Doctor testing someone's grip strengthShare on Pinterest
Why does diabetes affect muscle strength? Wutthichai Luemuang/EyeEm/Getty Images
  • In type 2 diabetes, muscle strength is reduced, and the ability of the muscles to take up glucose is impaired.
  • A new study has identified a gene that is linked to muscle weakness.
  • The research showed that the gene, which normally plays an important role in muscle regeneration, is “silenced” in people with type 2 diabetes.
  • The discovery offers new possibilities for developing treatments that restore muscle function and boost glucose absorption.

More than 34 million people in the United States have diabetes, and 90–95% of these cases are type 2 diabetes.

The cells of people with diabetes are less responsive to insulin, which is the hormone that allows tissues throughout the body to take up glucose from the bloodstream.

One symptom that indicates that a person may be in the early stages of type 2 diabetes is reduced grip strength. Conversely, there is also some evidence to suggest that resistance exercise can lower the risk of developing the condition.

A new study led by scientists at Lund University in Malmö, Sweden, helps explain why skeletal muscle weakens in people with type 2 diabetes.

Normally, exercise or injury activates immature cells in muscle tissue, called muscle stem cells. The cells then proliferate and transform into mature muscle fibers in a process known as myogenesis, which regenerates the muscle.

The new research suggests that one of the reasons that muscle tissue does not regenerate properly in people with diabetes is that it does not produce enough of a key protein.

The protein, called VPS39, is part of the molecular machinery that cells use to dispose of damaged components in order to regenerate themselves.

The technical term for this waste disposal system is autophagy, which literally means “self-eating.”

According to the new research, the gene that makes VPS39 is less active in the muscle cells of people with type 2 diabetes. This impairs the ability of the muscle tissue to generate new muscle fibers and reduces its uptake of glucose.

“The gene is important when muscle cells absorb sugar from blood and build new muscle,” explains study leader Prof. Charlotte Ling, a professor of epigenetics at Lund University.

“Our study is the first ever to link this gene to type 2 diabetes,” she adds.

The results of the study appear in the journal Nature Communications.

Prof.
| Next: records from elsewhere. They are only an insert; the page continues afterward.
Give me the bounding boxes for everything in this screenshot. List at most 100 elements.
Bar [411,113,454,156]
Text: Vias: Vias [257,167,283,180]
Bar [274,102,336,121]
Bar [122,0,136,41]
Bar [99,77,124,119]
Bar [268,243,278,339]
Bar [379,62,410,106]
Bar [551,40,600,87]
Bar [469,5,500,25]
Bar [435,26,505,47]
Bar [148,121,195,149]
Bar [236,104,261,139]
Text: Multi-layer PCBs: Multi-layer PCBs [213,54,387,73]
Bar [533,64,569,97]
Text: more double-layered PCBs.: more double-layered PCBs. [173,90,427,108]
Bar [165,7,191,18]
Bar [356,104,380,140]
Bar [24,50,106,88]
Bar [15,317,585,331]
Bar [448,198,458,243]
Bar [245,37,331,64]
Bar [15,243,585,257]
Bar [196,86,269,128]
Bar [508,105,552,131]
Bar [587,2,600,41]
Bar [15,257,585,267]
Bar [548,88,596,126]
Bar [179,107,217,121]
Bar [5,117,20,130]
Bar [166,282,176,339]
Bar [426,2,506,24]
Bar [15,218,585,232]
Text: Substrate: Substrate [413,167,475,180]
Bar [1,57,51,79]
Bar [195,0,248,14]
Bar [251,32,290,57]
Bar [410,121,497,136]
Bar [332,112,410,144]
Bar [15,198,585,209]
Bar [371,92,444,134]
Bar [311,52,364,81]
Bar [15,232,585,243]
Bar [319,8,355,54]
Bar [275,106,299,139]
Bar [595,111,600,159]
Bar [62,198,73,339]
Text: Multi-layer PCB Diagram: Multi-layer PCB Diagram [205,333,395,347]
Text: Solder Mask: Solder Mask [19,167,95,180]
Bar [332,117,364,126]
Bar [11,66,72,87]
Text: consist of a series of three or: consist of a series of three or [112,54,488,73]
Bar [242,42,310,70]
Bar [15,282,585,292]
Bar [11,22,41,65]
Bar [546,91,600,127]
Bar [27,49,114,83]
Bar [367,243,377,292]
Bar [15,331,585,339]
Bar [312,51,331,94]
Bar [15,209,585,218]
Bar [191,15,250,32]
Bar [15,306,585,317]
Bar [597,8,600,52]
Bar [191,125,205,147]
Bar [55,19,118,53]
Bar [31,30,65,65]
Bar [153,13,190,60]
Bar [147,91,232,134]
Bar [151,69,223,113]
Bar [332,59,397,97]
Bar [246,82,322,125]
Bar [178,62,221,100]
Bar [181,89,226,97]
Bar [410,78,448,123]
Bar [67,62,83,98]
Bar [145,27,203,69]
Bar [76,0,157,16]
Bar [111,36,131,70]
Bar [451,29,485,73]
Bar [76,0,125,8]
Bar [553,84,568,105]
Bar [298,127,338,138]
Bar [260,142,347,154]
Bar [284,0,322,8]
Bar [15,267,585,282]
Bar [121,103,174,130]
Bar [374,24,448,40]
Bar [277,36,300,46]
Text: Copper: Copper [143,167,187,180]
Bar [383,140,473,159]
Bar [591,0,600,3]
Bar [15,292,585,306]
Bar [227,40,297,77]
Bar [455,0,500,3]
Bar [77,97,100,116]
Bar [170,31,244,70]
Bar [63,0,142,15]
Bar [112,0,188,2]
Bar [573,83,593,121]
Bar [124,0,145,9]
Ling and colleagues study epigenetics, which is the way in which genes are switched on and off (or silenced) during the course of a cell’s development.

Epigenetic changes might result from external and environmental factors or be a consequence of the normal development of cells. Illness and lifestyle factors such as exercise and diet can also cause epigenetic changes in muscle and other tissues.

In people with type 2 diabetes, the condition appears to cause epigenetic changes that silence the VPS39 gene, preventing it from producing the protein of the same name.

The researchers made their discovery by comparing muscle biopsies from 14 people with type 2 diabetes and 14 healthy controls. The team matched the participants for their age, sex, and body mass index (BMI).

When the scientists grew muscle stem cells and mature cells from the volunteers under identical conditions in the laboratory, the activity of 20 genes consistently differed between the two groups.

This suggests that diabetes had caused epigenetic changes in these genes, altering their expression.

Among the genes that differed between the people with type 2 diabetes and the controls was VPS39, which is known to be part of the cellular machinery that controls autophagy.

To investigate the role of VPS39 in muscle regeneration, the researchers silenced the gene in healthy human muscle stem cells.

When the cells could no longer make the VPS39 protein, this triggered a range of changes that closely resembled the changes in muscle stem cells from people with type 2 diabetes.

The net effect was to prevent the cells from developing into mature muscle cells.

“[M]uscle stem cells that lack VPS39 due to altered epigenetic mechanisms cannot change their metabolism in the same way as muscle stem cells from controls — the cells therefore remain immature or break down and die,” says study co-author Johanna Säll Sernevi, a postdoctoral researcher at Lund University.

The researchers further tested this idea by studying genetically modified mice that were deficient in the protein. This mimics the epigenetic change that occurs in people with type 2 diabetes.

Sure enough, there were similar changes in the animals’ muscle tissue, including reduced uptake of glucose, and changes in the regulation of autophagy and the maturation of muscle cells.

The study authors are optimistic that their discovery could inspire new kinds of treatment for type 2 diabetes.

“Such treatment could probably improve both glucose uptake in muscle cells and regeneration of muscle through better ability for muscle stem cells to differentiate into mature muscle fibers,” Prof. Ling told Medical News Today.

“Our next step is to study the impact of non-genetic risk factors for type 2 diabetes on epigenetics in muscle stem cells,” she added. These could include the influence of lifestyle factors such as diet and exercise.

In their paper, the researchers emphasize that they found differences between people with type 2 diabetes and healthy controls in the expression of several genes in addition to VPS39.

Although they focused on the role of VPS39 in this study, they do acknowledge that other genes also contribute to muscle dysfunction and insulin resistance in type 2 diabetes.